Micron’s Memory Surge: Why Wall Street Is Betting Big
Micron Technology’s shares have jumped almost three times since the start of 2024, fueled by a boom in AI‑driven demand for memory chips. Investors are closely watching the company’s Q3 earnings scheduled for June 24 to see if this upward trajectory continues.
Analysts Raise Price Targets
Major analysts have lifted their price targets, reflecting optimism about strong pricing power and sustained demand:
| Analyst | New Target | Reason |
|---|---|---|
| A | $1,500 (from $550) | Surge in AI‑driven memory usage |
| B | $1,300 (from $550) | Significant price hikes in NAND and DRAM early 2026 |
| C | $1,200 (from $550) | Longer‑lasting memory cycle and potential for higher HBM prices |
The consensus remains a “Strong Buy” with 24 buy ratings and only two holds. The average target price suggests about a 6 % upside from current levels, indicating analysts see room for growth while acknowledging the stock’s premium.

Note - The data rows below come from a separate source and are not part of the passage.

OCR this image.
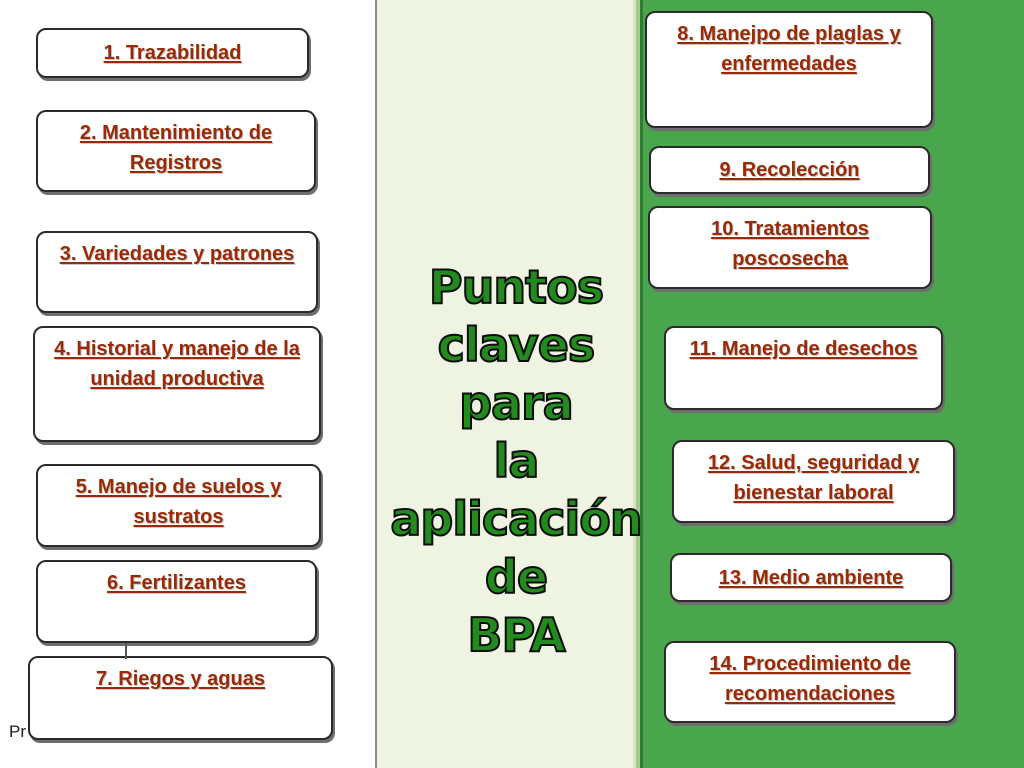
Puntos
claves
para
la
aplicación
de
BPA
1. Trazabilidad
2. Mantenimiento de Registros
3. Variedades y patrones
4. Historial y manejo de la unidad productiva
5. Manejo de suelos y sustratos
6. Fertilizantes
7. Riegos y aguas
8. Manejpo de plaglas y enfermedades
9. Recolección
10. Tratamientos poscosecha
11. Manejo de desechos
12. Salud, seguridad y bienestar laboral
13. Medio ambiente
14. Procedimiento de recomendaciones
Pr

Projected Earnings Explosion
- EPS: $20.57 (vs. last year’s $1.91)
- Revenue: $35.56 billion (280 % increase)
These figures are driven by robust demand for HBM and other memory products amid a supply crunch. Even if conventional DRAM rates level off, HBM could see a 50 %+ price jump by 2027 as AI workloads expand.

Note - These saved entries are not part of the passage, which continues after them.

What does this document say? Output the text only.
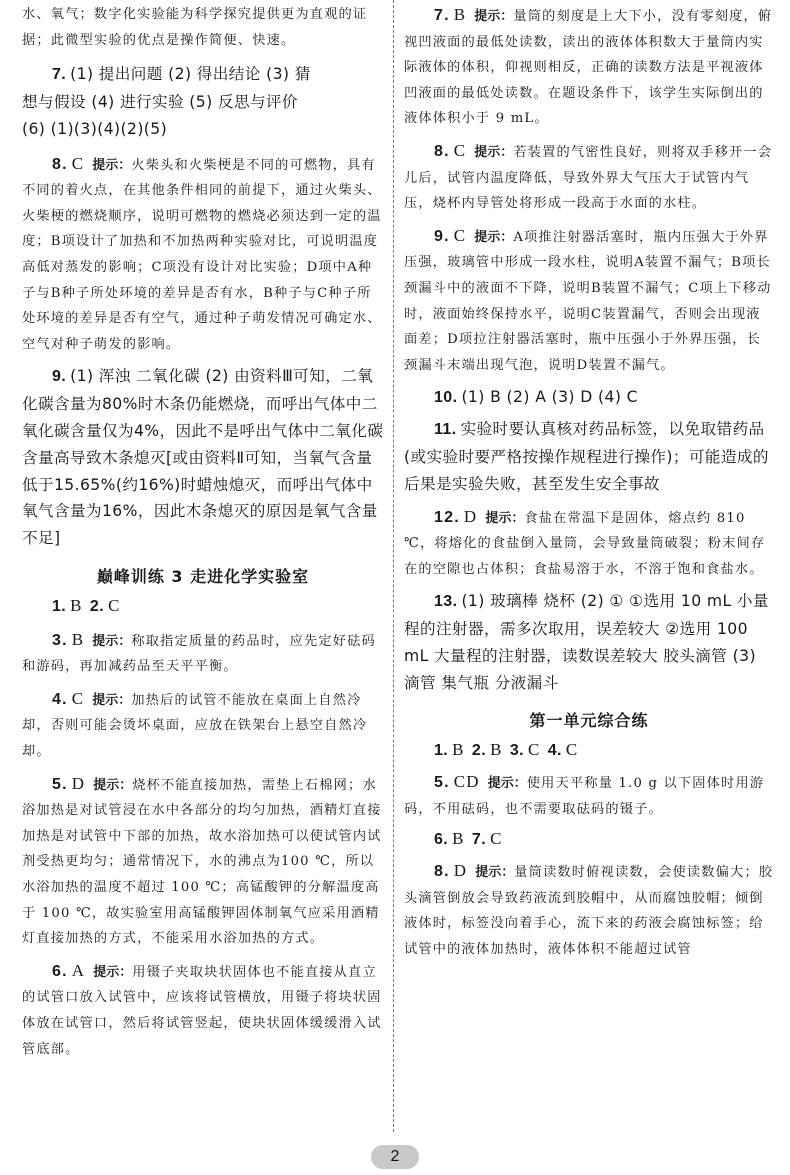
水、氧气；数字化实验能为科学探究提供更为直观的证据；此微型实验的优点是操作简便、快速。

7. (1) 提出问题 (2) 得出结论 (3) 猜
想与假设 (4) 进行实验 (5) 反思与评价
(6) (1)(3)(4)(2)(5)

8. C 提示：火柴头和火柴梗是不同的可燃物，具有不同的着火点，在其他条件相同的前提下，通过火柴头、火柴梗的燃烧顺序，说明可燃物的燃烧必须达到一定的温度；B项设计了加热和不加热两种实验对比，可说明温度高低对蒸发的影响；C项没有设计对比实验；D项中A种子与B种子所处环境的差异是否有水，B种子与C种子所处环境的差异是否有空气，通过种子萌发情况可确定水、空气对种子萌发的影响。

9. (1) 浑浊 二氧化碳 (2) 由资料Ⅲ可知，二氧化碳含量为80%时木条仍能燃烧，而呼出气体中二氧化碳含量仅为4%，因此不是呼出气体中二氧化碳含量高导致木条熄灭[或由资料Ⅱ可知，当氧气含量低于15.65%(约16%)时蜡烛熄灭，而呼出气体中氧气含量为16%，因此木条熄灭的原因是氧气含量不足]

巅峰训练 3 走进化学实验室

1. B 2. C

3. B 提示：称取指定质量的药品时，应先定好砝码和游码，再加减药品至天平平衡。

4. C 提示：加热后的试管不能放在桌面上自然冷却，否则可能会烫坏桌面，应放在铁架台上悬空自然冷却。

5. D 提示：烧杯不能直接加热，需垫上石棉网；水浴加热是对试管浸在水中各部分的均匀加热，酒精灯直接加热是对试管中下部的加热，故水浴加热可以使试管内试剂受热更均匀；通常情况下，水的沸点为100 ℃，所以水浴加热的温度不超过 100 ℃；高锰酸钾的分解温度高于 100 ℃，故实验室用高锰酸钾固体制氧气应采用酒精灯直接加热的方式，不能采用水浴加热的方式。

6. A 提示：用镊子夹取块状固体也不能直接从直立的试管口放入试管中，应该将试管横放，用镊子将块状固体放在试管口，然后将试管竖起，使块状固体缓缓滑入试管底部。

7. B 提示：量筒的刻度是上大下小，没有零刻度，俯视凹液面的最低处读数，读出的液体体积数大于量筒内实际液体的体积，仰视则相反，正确的读数方法是平视液体凹液面的最低处读数。在题设条件下，该学生实际倒出的液体体积小于 9 mL。

8. C 提示：若装置的气密性良好，则将双手移开一会儿后，试管内温度降低，导致外界大气压大于试管内气压，烧杯内导管处将形成一段高于水面的水柱。

9. C 提示：A项推注射器活塞时，瓶内压强大于外界压强，玻璃管中形成一段水柱，说明A装置不漏气；B项长颈漏斗中的液面不下降，说明B装置不漏气；C项上下移动时，液面始终保持水平，说明C装置漏气，否则会出现液面差；D项拉注射器活塞时，瓶中压强小于外界压强，长颈漏斗末端出现气泡，说明D装置不漏气。

10. (1) B (2) A (3) D (4) C

11. 实验时要认真核对药品标签，以免取错药品(或实验时要严格按操作规程进行操作)；可能造成的后果是实验失败，甚至发生安全事故

12. D 提示：食盐在常温下是固体，熔点约 810 ℃，将熔化的食盐倒入量筒，会导致量筒破裂；粉末间存在的空隙也占体积；食盐易溶于水，不溶于饱和食盐水。

13. (1) 玻璃棒 烧杯 (2) ① ①选用 10 mL 小量程的注射器，需多次取用，误差较大 ②选用 100 mL 大量程的注射器，读数误差较大 胶头滴管 (3) 滴管 集气瓶 分液漏斗

第一单元综合练

1. B 2. B 3. C 4. C

5. CD 提示：使用天平称量 1.0 g 以下固体时用游码，不用砝码，也不需要取砝码的镊子。

6. B 7. C

8. D 提示：量筒读数时俯视读数，会使读数偏大；胶头滴管倒放会导致药液流到胶帽中，从而腐蚀胶帽；倾倒液体时，标签没向着手心，流下来的药液会腐蚀标签；给试管中的液体加热时，液体体积不能超过试管

2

Supply Constraints & Market Dynamics
While AI demand is strong, supply constraints could limit production and push prices higher, affecting profitability. Shifts in data‑center needs or new competitors could alter the memory landscape.
Bottom line: Micron’s recent performance and projected earnings make it an attractive pick for those willing to accept the premium, but careful consideration of supply dynamics and pricing trends is essential before committing.